What Is a Death Cross in Crypto?

A death cross is formed when a slower-moving average crosses the faster-moving average in the upward direction.

The most popular moving average used by day traders is the 50-day moving average and the 200-day moving average.

The slower-moving average has to cross the faster-moving average from below for a death cross to be formed on the trading charts.

The Three Stages of Uptrend Reversal

The price action of an asset either goes into consolidation or drops sharply after following an uptrend for an extended period.

The consolidation period often indicates that the current uptrend is losing momentum, and a trend reversal can be expected.

During this stage, the 50-day moving average remains above the 200-day moving average.

The second stage is defined when the 50-day moving average falls and crosses the 200-day moving average.

This forms a death cross and is considered a bearish trend of the asset. The third stage is the downfall of the asset’s price

How Accurate Is the Death Cross?

The death cross is usually formed when the price is falling. However, it is not a definitive indicator that the bull market has ended.

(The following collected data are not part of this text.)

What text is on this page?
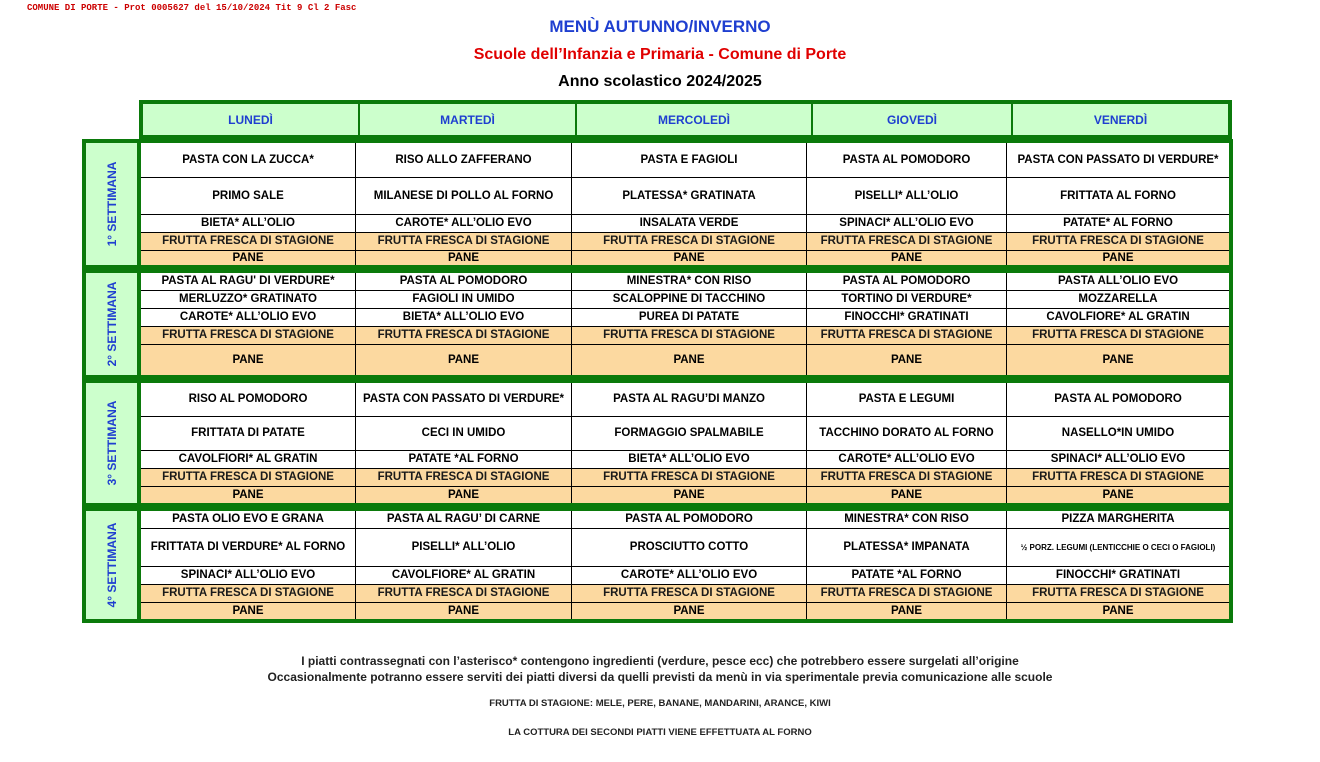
COMUNE DI PORTE - Prot 0005627 del 15/10/2024 Tit 9 Cl 2 Fasc
MENÙ AUTUNNO/INVERNO
Scuole dell’Infanzia e Primaria - Comune di Porte
Anno scolastico 2024/2025
LUNEDÌ	MARTEDÌ	MERCOLEDÌ	GIOVEDÌ	VENERDÌ
1° SETTIMANA
PASTA CON LA ZUCCA*	RISO ALLO ZAFFERANO	PASTA E FAGIOLI	PASTA AL POMODORO	PASTA CON PASSATO DI VERDURE*
PRIMO SALE	MILANESE DI POLLO AL FORNO	PLATESSA* GRATINATA	PISELLI* ALL’OLIO	FRITTATA AL FORNO
BIETA* ALL’OLIO	CAROTE* ALL’OLIO EVO	INSALATA VERDE	SPINACI* ALL’OLIO EVO	PATATE* AL FORNO
FRUTTA FRESCA DI STAGIONE	FRUTTA FRESCA DI STAGIONE	FRUTTA FRESCA DI STAGIONE	FRUTTA FRESCA DI STAGIONE	FRUTTA FRESCA DI STAGIONE
PANE	PANE	PANE	PANE	PANE
2° SETTIMANA
PASTA AL RAGU' DI VERDURE*	PASTA AL POMODORO	MINESTRA* CON RISO	PASTA AL POMODORO	PASTA ALL’OLIO EVO
MERLUZZO* GRATINATO	FAGIOLI IN UMIDO	SCALOPPINE DI TACCHINO	TORTINO DI VERDURE*	MOZZARELLA
CAROTE* ALL’OLIO EVO	BIETA* ALL’OLIO EVO	PUREA DI PATATE	FINOCCHI* GRATINATI	CAVOLFIORE* AL GRATIN
FRUTTA FRESCA DI STAGIONE	FRUTTA FRESCA DI STAGIONE	FRUTTA FRESCA DI STAGIONE	FRUTTA FRESCA DI STAGIONE	FRUTTA FRESCA DI STAGIONE
PANE	PANE	PANE	PANE	PANE
3° SETTIMANA
RISO AL POMODORO	PASTA CON PASSATO DI VERDURE*	PASTA AL RAGU’DI MANZO	PASTA E LEGUMI	PASTA AL POMODORO
FRITTATA DI PATATE	CECI IN UMIDO	FORMAGGIO SPALMABILE	TACCHINO DORATO AL FORNO	NASELLO*IN UMIDO
CAVOLFIORI* AL GRATIN	PATATE *AL FORNO	BIETA* ALL’OLIO EVO	CAROTE* ALL’OLIO EVO	SPINACI* ALL’OLIO EVO
FRUTTA FRESCA DI STAGIONE	FRUTTA FRESCA DI STAGIONE	FRUTTA FRESCA DI STAGIONE	FRUTTA FRESCA DI STAGIONE	FRUTTA FRESCA DI STAGIONE
PANE	PANE	PANE	PANE	PANE
4° SETTIMANA
PASTA OLIO EVO E GRANA	PASTA AL RAGU’ DI CARNE	PASTA AL POMODORO	MINESTRA* CON RISO	PIZZA MARGHERITA
FRITTATA DI VERDURE* AL FORNO	PISELLI* ALL’OLIO	PROSCIUTTO COTTO	PLATESSA* IMPANATA	½ PORZ. LEGUMI (LENTICCHIE O CECI O FAGIOLI)
SPINACI* ALL’OLIO EVO	CAVOLFIORE* AL GRATIN	CAROTE* ALL’OLIO EVO	PATATE *AL FORNO	FINOCCHI* GRATINATI
FRUTTA FRESCA DI STAGIONE	FRUTTA FRESCA DI STAGIONE	FRUTTA FRESCA DI STAGIONE	FRUTTA FRESCA DI STAGIONE	FRUTTA FRESCA DI STAGIONE
PANE	PANE	PANE	PANE	PANE
I piatti contrassegnati con l’asterisco* contengono ingredienti (verdure, pesce ecc) che potrebbero essere surgelati all’origine
Occasionalmente potranno essere serviti dei piatti diversi da quelli previsti da menù in via sperimentale previa comunicazione alle scuole
FRUTTA DI STAGIONE: MELE, PERE, BANANE, MANDARINI, ARANCE, KIWI
LA COTTURA DEI SECONDI PIATTI VIENE EFFETTUATA AL FORNO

There have been many instances when a death cross appeared, but the price only fell slightly, recovered, and broke the previous all-time highs! This is also why financial analysts are divided when setting moving averages to identify a death cross.

Some use the classic 200-day average and 50-day average.

In contrast, others consider the crossover of the 100-day moving average over the 30-day moving average as a reliable indicator of a death cross and the start of a potential bearish trend.

Diversifying Technical Analysis

Using the death cross alone is not a good strategy like every technical indicator.

Financial analysts advise using a variety of technical indicators to understand the price and volume activity from different angles before making a concrete decision to buy or sell an asset/stock/cryptocurrency.

These technical indicators include but are not limited to, accumulation/distribution indicator, on-balance volume (OBV), relative strength index (RSI), moving average convergence divergence (MACD), and the stochastic oscillator.